Als vor einigen Jahren die Schule saniert werden musste, kamen in jedes Klassenzimmer gleich Internetanschlüsse und ein Whiteboard, eine mit Computern vernetzbare Tafel, zudem wurde eine drahtlose Internetverbindung eingerichtet. Das ermöglicht, die Tablets prinzipiell in jedem Raum einzusetzen – allerdings ist das Netz ab und zu überlastet und stürzt ab, sagt Bartels. Solche und andere technische Probleme sind aus seiner Sicht die größte Schwachstelle des Projekts. Hier bräuchten die Schulen mehr Unterstützung.

Noch ist für ihn und seine Kollegen Hilfe nahe, wenn es entsprechende Schwierigkeiten gibt. Denn das Stuttgarter Medienzentrum und das Landesmedienzentrum unterstützen das Modell nicht nur finanziell – unter anderem haben sie die Tablets zur Verfügung gestellt –, sondern auch personell. So gibt Johannes Gienger, Leiter des Stuttgarter Medienzentrums, zwei Stunden Geschichtsunterricht in der Tablet-Klasse. Wie verhindern Lehrer, dass Schüler Texte aus dem Internet kopieren und als eigene Leistung abliefern? Durch intelligente Aufgaben, sagt er. Wenn er beim Thema Industrialisierung Erfinder aus der Region vorstellen lässt, müssen die Schüler das in der Ich-Form tun. Das setze zumindest voraus, dass sie Satz für Satz durchgehen, wie beim Lesen eines Artikels oder Buchs. Außerdem gebe es einige Kontrollmöglichkeiten.

Diese Art des Lernens ist ganz im Sinn der Wirtschaft.
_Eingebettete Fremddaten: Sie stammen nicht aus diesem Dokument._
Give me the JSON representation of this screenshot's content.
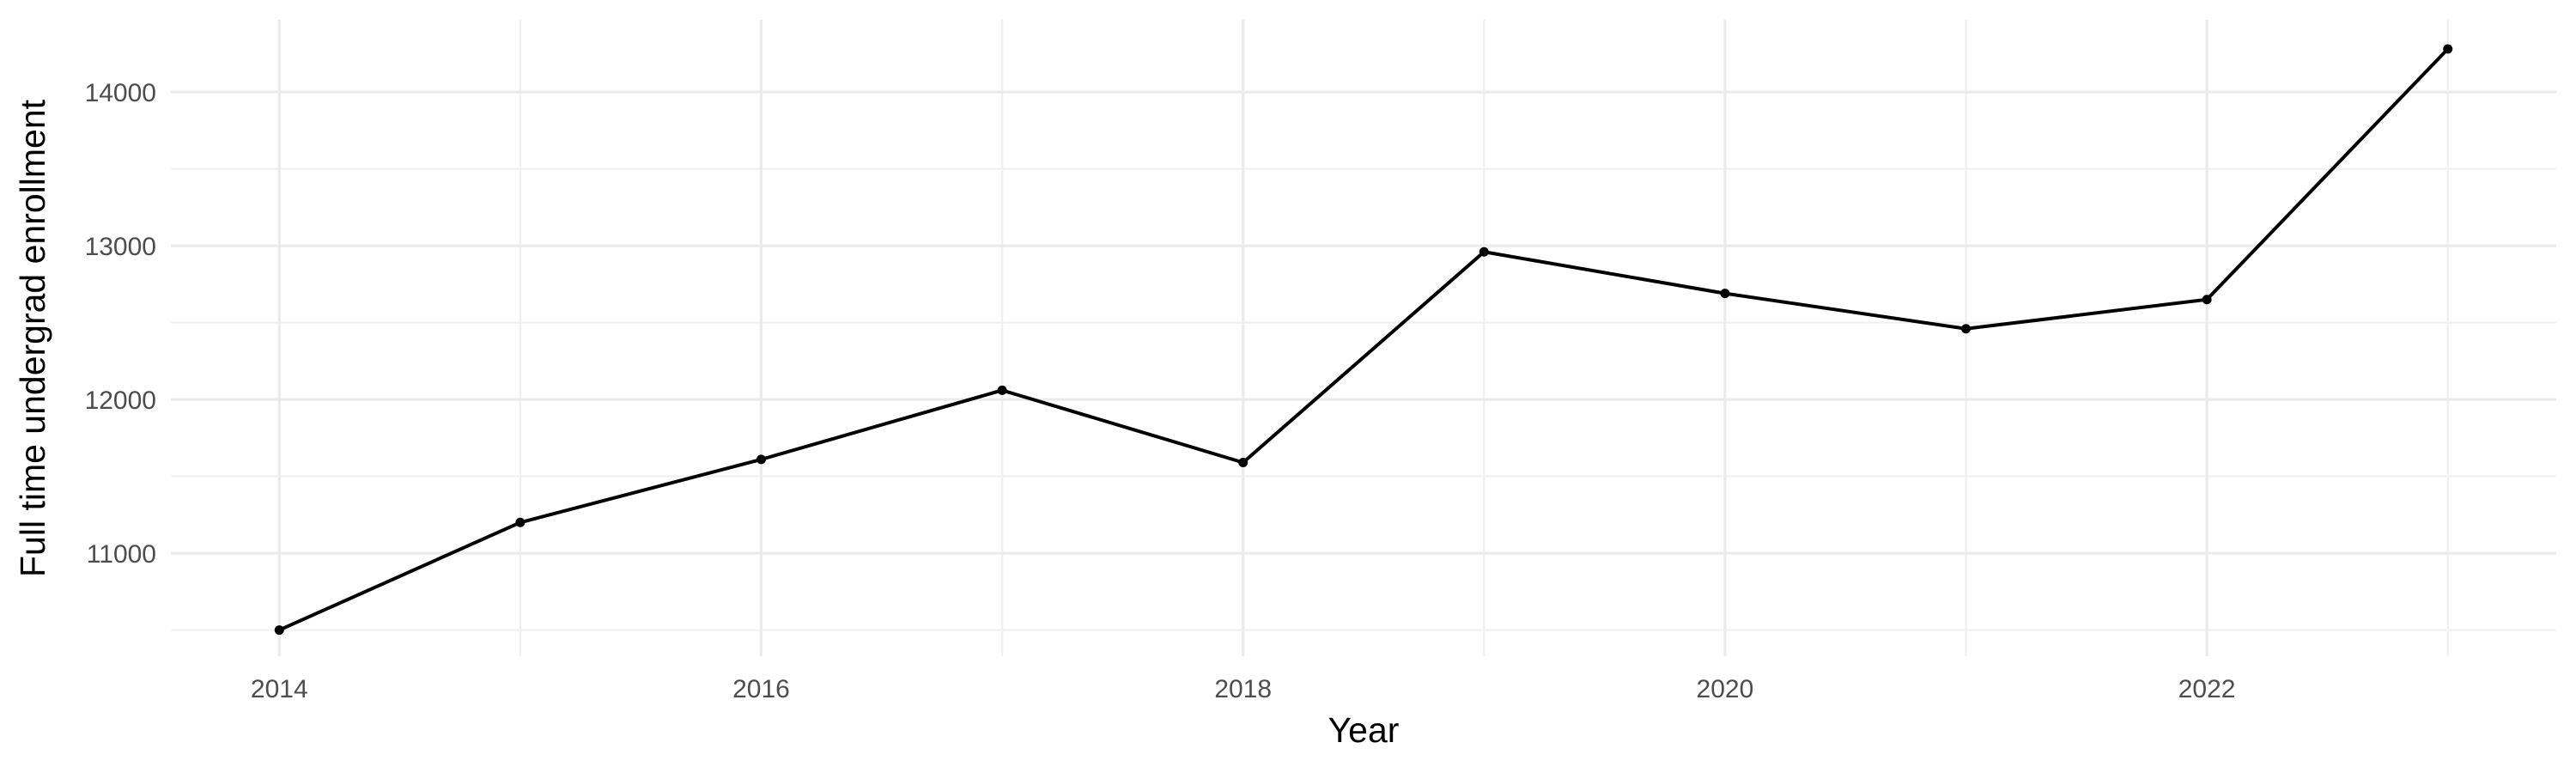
{
  "figure": {
    "background_color": "#ffffff"
  },
  "chart_data": {
    "type": "line",
    "title": "",
    "xlabel": "Year",
    "ylabel": "Full time undergrad enrollment",
    "x": [
      2014,
      2015,
      2016,
      2017,
      2018,
      2019,
      2020,
      2021,
      2022,
      2023
    ],
    "series": [
      {
        "name": "Full time undergrad enrollment",
        "values": [
          10500,
          11200,
          11610,
          12060,
          11590,
          12960,
          12690,
          12460,
          12650,
          14280
        ]
      }
    ],
    "x_major_ticks": [
      2014,
      2016,
      2018,
      2020,
      2022
    ],
    "x_minor_ticks": [
      2015,
      2017,
      2019,
      2021,
      2023
    ],
    "y_major_ticks": [
      11000,
      12000,
      13000,
      14000
    ],
    "y_minor_ticks": [
      10500,
      11500,
      12500,
      13500
    ],
    "xlim": [
      2013.55,
      2023.45
    ],
    "ylim": [
      10330,
      14470
    ],
    "grid": true,
    "legend_position": "none",
    "style": {
      "line_color": "#000000",
      "point_color": "#000000",
      "major_grid_color": "#ebebeb",
      "minor_grid_color": "#f0f0f0",
      "tick_label_color": "#4d4d4d",
      "axis_title_color": "#000000"
    }
  }
}
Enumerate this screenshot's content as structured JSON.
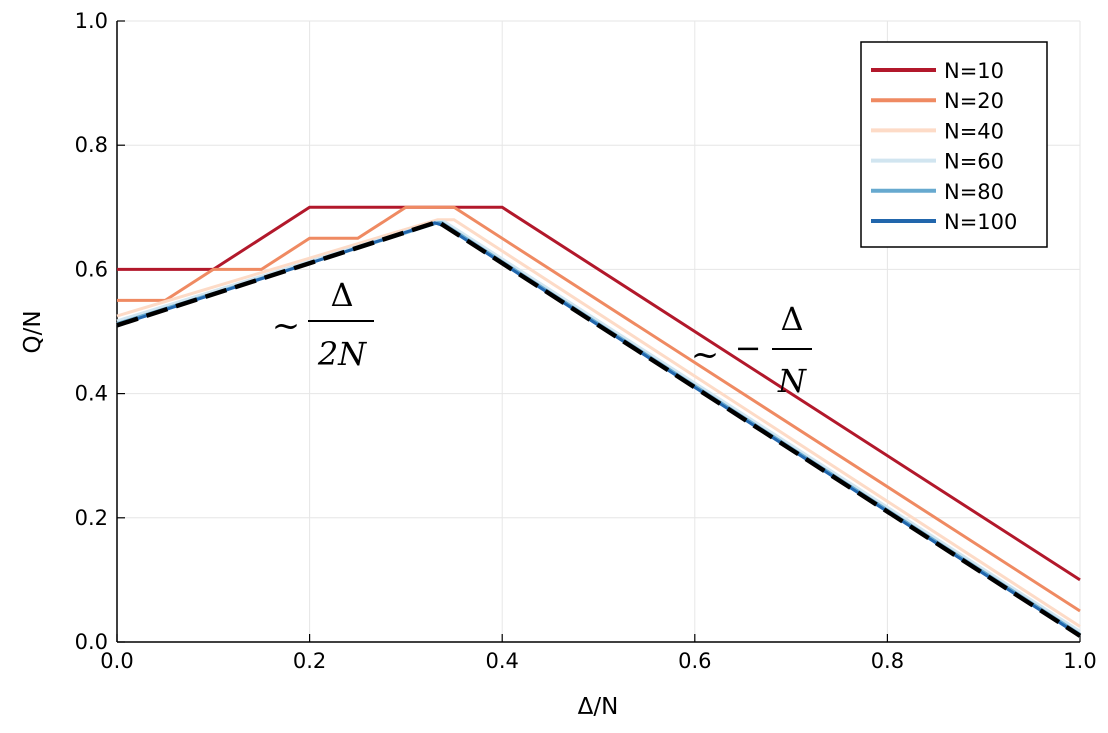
{
  "chart_data": {
    "type": "line",
    "xlabel": "Δ/N",
    "ylabel": "Q/N",
    "xlim": [
      0,
      1
    ],
    "ylim": [
      0,
      1
    ],
    "x_ticks": [
      0,
      0.2,
      0.4,
      0.6,
      0.8,
      1.0
    ],
    "y_ticks": [
      0,
      0.2,
      0.4,
      0.6,
      0.8,
      1.0
    ],
    "x_tick_labels": [
      "0.0",
      "0.2",
      "0.4",
      "0.6",
      "0.8",
      "1.0"
    ],
    "y_tick_labels": [
      "0.0",
      "0.2",
      "0.4",
      "0.6",
      "0.8",
      "1.0"
    ],
    "grid": true,
    "legend_position": "top-right",
    "series": [
      {
        "name": "N=10",
        "color": "#b2182b",
        "n": 10
      },
      {
        "name": "N=20",
        "color": "#ef8a62",
        "n": 20
      },
      {
        "name": "N=40",
        "color": "#fddbc7",
        "n": 40
      },
      {
        "name": "N=60",
        "color": "#d1e5f0",
        "n": 60
      },
      {
        "name": "N=80",
        "color": "#67a9cf",
        "n": 80
      },
      {
        "name": "N=100",
        "color": "#2166ac",
        "n": 100
      }
    ],
    "limit_curve": {
      "style": "dashed",
      "color": "#000000",
      "x": [
        0,
        0.3333,
        1.0
      ],
      "y": [
        0.51,
        0.6767,
        0.01
      ]
    },
    "annotations": [
      {
        "prefix": "~",
        "sign": "",
        "numerator": "Δ",
        "denominator": "2N"
      },
      {
        "prefix": "~",
        "sign": "−",
        "numerator": "Δ",
        "denominator": "N"
      }
    ]
  }
}
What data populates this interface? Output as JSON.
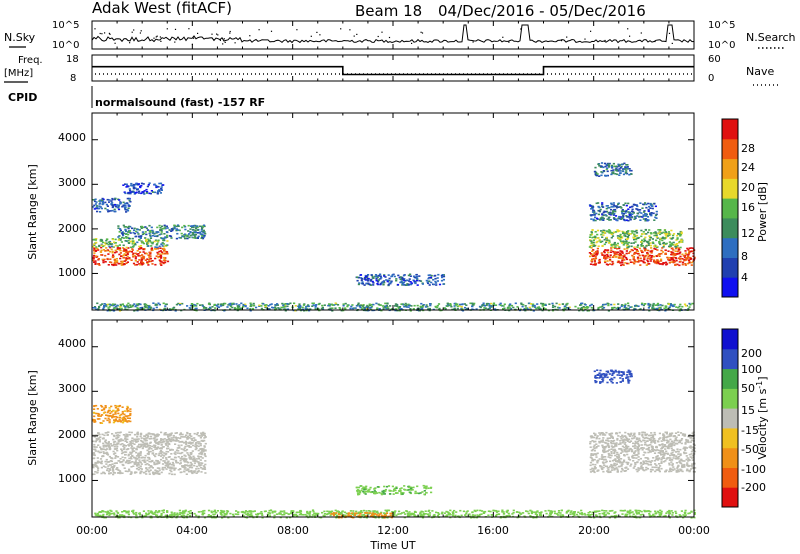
{
  "header": {
    "station": "Adak West (fitACF)",
    "beam": "Beam 18",
    "dates": "04/Dec/2016 - 05/Dec/2016"
  },
  "top_panels": {
    "nsky_label": "N.Sky",
    "nsearch_label": "N.Search",
    "noise_ticks_left": [
      "10^5",
      "10^0"
    ],
    "noise_ticks_right": [
      "10^5",
      "10^0"
    ],
    "freq_label_1": "Freq.",
    "freq_label_2": "[MHz]",
    "freq_ticks": [
      "18",
      "8"
    ],
    "nave_label": "Nave",
    "nave_ticks": [
      "60",
      "0"
    ],
    "cpid_label": "CPID",
    "cpid_text": "normalsound (fast) -157 RF"
  },
  "x_axis": {
    "label": "Time UT",
    "ticks": [
      "00:00",
      "04:00",
      "08:00",
      "12:00",
      "16:00",
      "20:00",
      "00:00"
    ]
  },
  "colors": {
    "power_scale": [
      "#1010f0",
      "#2040b0",
      "#2e6ec0",
      "#3c8c5c",
      "#56b64a",
      "#e8d82a",
      "#f0a018",
      "#f05c10",
      "#e01010"
    ],
    "velocity_scale": [
      "#e01010",
      "#f05c10",
      "#f09018",
      "#f0c020",
      "#bdbdb5",
      "#7cd050",
      "#44a848",
      "#3050c0",
      "#1010d0"
    ]
  },
  "chart_data": [
    {
      "type": "line",
      "title": "",
      "series": [
        {
          "name": "N.Sky",
          "values": []
        },
        {
          "name": "N.Search",
          "values": []
        }
      ],
      "xlabel": "",
      "ylabel": "",
      "x_range_hours": [
        0,
        24
      ],
      "y_ticks": [
        "10^0",
        "10^5"
      ],
      "log_scale": true
    },
    {
      "type": "line",
      "title": "",
      "series": [
        {
          "name": "Freq.",
          "x": [
            0,
            10,
            10,
            18,
            18,
            24
          ],
          "values": [
            13.5,
            13.5,
            10.5,
            10.5,
            13.5,
            13.5
          ]
        },
        {
          "name": "Nave",
          "x": [
            0,
            24
          ],
          "values": [
            6,
            6
          ]
        }
      ],
      "ylim_freq": [
        8,
        18
      ],
      "ylim_nave": [
        0,
        60
      ]
    },
    {
      "type": "heatmap",
      "title": "",
      "ylabel": "Slant Range [km]",
      "y_ticks": [
        "1000",
        "2000",
        "3000",
        "4000"
      ],
      "ylim": [
        180,
        4600
      ],
      "x_range_hours": [
        0,
        24
      ],
      "colorbar_label": "Power [dB]",
      "colorbar_ticks": [
        "4",
        "8",
        "12",
        "16",
        "20",
        "24",
        "28"
      ],
      "colorbar_range": [
        0,
        30
      ],
      "regions": [
        {
          "t": [
            0.0,
            3.0
          ],
          "r": [
            1200,
            1600
          ],
          "value": 26
        },
        {
          "t": [
            0.0,
            3.0
          ],
          "r": [
            1600,
            1800
          ],
          "value": 14
        },
        {
          "t": [
            1.0,
            4.5
          ],
          "r": [
            1800,
            2100
          ],
          "value": 10
        },
        {
          "t": [
            0.0,
            1.5
          ],
          "r": [
            2400,
            2700
          ],
          "value": 7
        },
        {
          "t": [
            1.2,
            2.8
          ],
          "r": [
            2800,
            3050
          ],
          "value": 6
        },
        {
          "t": [
            10.5,
            14.0
          ],
          "r": [
            750,
            1000
          ],
          "value": 7
        },
        {
          "t": [
            0.0,
            24.0
          ],
          "r": [
            180,
            350
          ],
          "value": 12
        },
        {
          "t": [
            19.8,
            24.0
          ],
          "r": [
            1200,
            1600
          ],
          "value": 27
        },
        {
          "t": [
            19.8,
            23.5
          ],
          "r": [
            1600,
            2000
          ],
          "value": 15
        },
        {
          "t": [
            19.8,
            22.5
          ],
          "r": [
            2200,
            2600
          ],
          "value": 8
        },
        {
          "t": [
            20.0,
            21.5
          ],
          "r": [
            3200,
            3500
          ],
          "value": 9
        }
      ]
    },
    {
      "type": "heatmap",
      "title": "",
      "ylabel": "Slant Range [km]",
      "y_ticks": [
        "1000",
        "2000",
        "3000",
        "4000"
      ],
      "ylim": [
        180,
        4600
      ],
      "x_range_hours": [
        0,
        24
      ],
      "colorbar_label": "Velocity [m s^-1]",
      "colorbar_ticks": [
        "-200",
        "-100",
        "-50",
        "-15",
        "15",
        "50",
        "100",
        "200"
      ],
      "colorbar_range": [
        -250,
        250
      ],
      "regions": [
        {
          "t": [
            0.0,
            4.5
          ],
          "r": [
            1150,
            2100
          ],
          "value": 0
        },
        {
          "t": [
            0.0,
            1.5
          ],
          "r": [
            2300,
            2700
          ],
          "value": -60
        },
        {
          "t": [
            10.5,
            13.5
          ],
          "r": [
            700,
            900
          ],
          "value": 40
        },
        {
          "t": [
            0.0,
            24.0
          ],
          "r": [
            180,
            350
          ],
          "value": 30
        },
        {
          "t": [
            9.5,
            12.0
          ],
          "r": [
            180,
            300
          ],
          "value": -80
        },
        {
          "t": [
            19.8,
            24.0
          ],
          "r": [
            1200,
            2100
          ],
          "value": 0
        },
        {
          "t": [
            20.0,
            21.5
          ],
          "r": [
            3200,
            3500
          ],
          "value": 150
        }
      ]
    }
  ]
}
Schüler müssten besser auf die digitale Welt vorbereitet werden, fordern etwa Vertreter aus der Industrie. Moderne Technologien müssten auch in den Schulen selbstverständlich werden. In Finnland müssen Schüler künftig die Schreibschrift nicht mehr lernen. Weil sie zu aufwendig sei und besonders Jungen damit Schwierigkeiten hätten, sollten Schüler die Zeit besser dafür verwenden, das Tippen auf Computer- Tablets zu lernen. Und Bundeswirtschaftsminister Sigmar Gabriel (SPD) ließ wissen, dass er Programmiersprachen für wichtiger hält als Latein oder Griechisch.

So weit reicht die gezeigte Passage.